Aizpute Historic Town
Aizpute is one of the oldest towns in Latvia, located on the right bank of the Tebra River. The oldest part of the town was situated between today’s Atmodas, Jāņa, and Katoļu streets, later expanding toward Jelgavas, Kalvenes, and Kuldīgas streets.
The historic center of Aizpute dates back to the 13th–19th centuries. The town was granted city rights in 1378.
In the 13th century, a castle of the Courland Bishopric’s cathedral chapter was built in Aizpute, which was known in German as Hasenpoth. Later, the Livonian Order also built a castle on the left bank of the Tebra River. As a result, Aizpute developed into a densely populated settlement along the then-navigable Tebra River, with a harbor established at its mouth in the Saka River. The harbor encouraged the growth of trade and crafts.
The town was chosen as the administrative center of the Piltene district in the 14th century and later served as the center of Aizpute county from 1819 to 1949, and subsequently as a district center. Even in the 1920s and 1930s, Aizpute remained a typical small town of petty traders and craftsmen.
Although the ancient town developed along the Tebra River, over time it gradually expanded away from the river.
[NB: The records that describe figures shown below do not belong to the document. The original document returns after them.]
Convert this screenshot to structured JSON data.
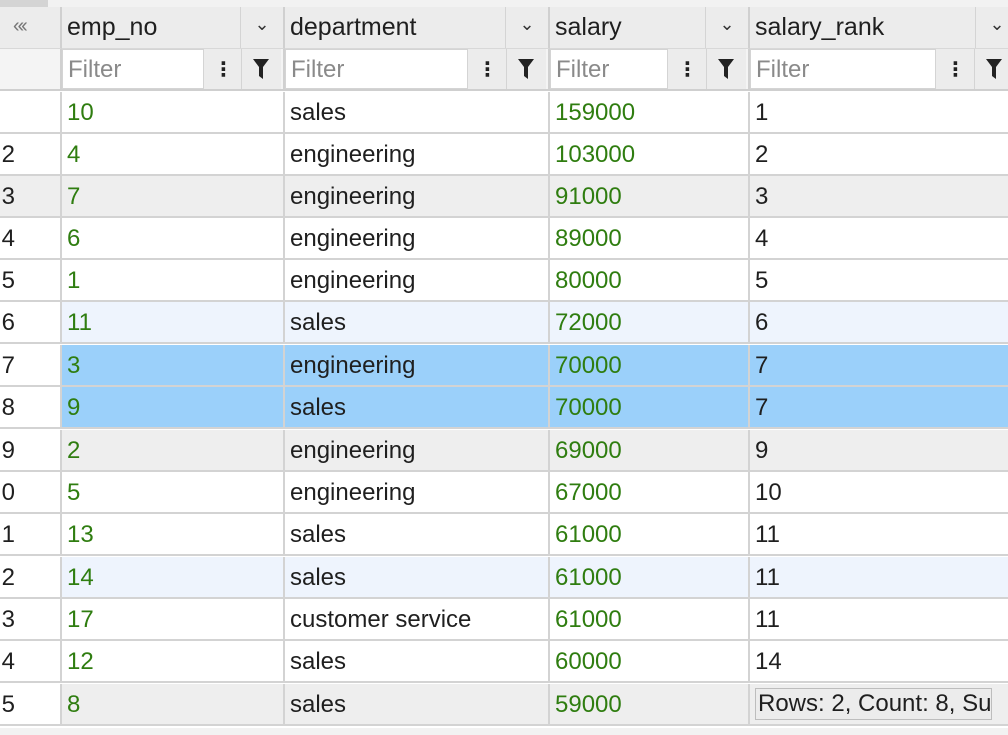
{
  "header": {
    "collapse_glyph": "«‹",
    "columns": [
      {
        "label": "emp_no",
        "dropdown_icon": "chevron-down-icon"
      },
      {
        "label": "department",
        "dropdown_icon": "chevron-down-icon"
      },
      {
        "label": "salary",
        "dropdown_icon": "chevron-down-icon"
      },
      {
        "label": "salary_rank",
        "dropdown_icon": "chevron-down-icon"
      }
    ]
  },
  "filters": {
    "placeholder": "Filter",
    "values": [
      "",
      "",
      "",
      ""
    ]
  },
  "colors": {
    "numeric_text": "#2f7d10",
    "selection": "#9bd0fa",
    "header_bg": "#ececec"
  },
  "rows": [
    {
      "rn": "",
      "emp_no": "10",
      "department": "sales",
      "salary": "159000",
      "salary_rank": "1"
    },
    {
      "rn": "2",
      "emp_no": "4",
      "department": "engineering",
      "salary": "103000",
      "salary_rank": "2"
    },
    {
      "rn": "3",
      "emp_no": "7",
      "department": "engineering",
      "salary": "91000",
      "salary_rank": "3"
    },
    {
      "rn": "4",
      "emp_no": "6",
      "department": "engineering",
      "salary": "89000",
      "salary_rank": "4"
    },
    {
      "rn": "5",
      "emp_no": "1",
      "department": "engineering",
      "salary": "80000",
      "salary_rank": "5"
    },
    {
      "rn": "6",
      "emp_no": "11",
      "department": "sales",
      "salary": "72000",
      "salary_rank": "6"
    },
    {
      "rn": "7",
      "emp_no": "3",
      "department": "engineering",
      "salary": "70000",
      "salary_rank": "7"
    },
    {
      "rn": "8",
      "emp_no": "9",
      "department": "sales",
      "salary": "70000",
      "salary_rank": "7"
    },
    {
      "rn": "9",
      "emp_no": "2",
      "department": "engineering",
      "salary": "69000",
      "salary_rank": "9"
    },
    {
      "rn": "0",
      "emp_no": "5",
      "department": "engineering",
      "salary": "67000",
      "salary_rank": "10"
    },
    {
      "rn": "1",
      "emp_no": "13",
      "department": "sales",
      "salary": "61000",
      "salary_rank": "11"
    },
    {
      "rn": "2",
      "emp_no": "14",
      "department": "sales",
      "salary": "61000",
      "salary_rank": "11"
    },
    {
      "rn": "3",
      "emp_no": "17",
      "department": "customer service",
      "salary": "61000",
      "salary_rank": "11"
    },
    {
      "rn": "4",
      "emp_no": "12",
      "department": "sales",
      "salary": "60000",
      "salary_rank": "14"
    },
    {
      "rn": "5",
      "emp_no": "8",
      "department": "sales",
      "salary": "59000",
      "salary_rank": ""
    }
  ],
  "status_tooltip": "Rows: 2, Count: 8, Su"
}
The access roads leading to the town center once converged at a triangular square; later, these roads evolved into streets and formed the town’s street network. Even today, Aizpute’s main streets extend outward in all directions from the old stone bridge over the Tebra River, defining the town’s layout.
The first houses were built along these early roads. Aizpute has preserved a compact historic low-rise built-up area, dominated by wooden buildings with gabled roofs, usually aligned parallel to the street. A prominent landmark in Aizpute’s cultural and historical landscape is St. John’s Lutheran Church, originally built in the 13th century on Church Hill, the site of a former Curonian hillfort.
Since 1998, Aizpute Old Town has been included in the State Register of Cultural Monuments of National Significance under No. 7437.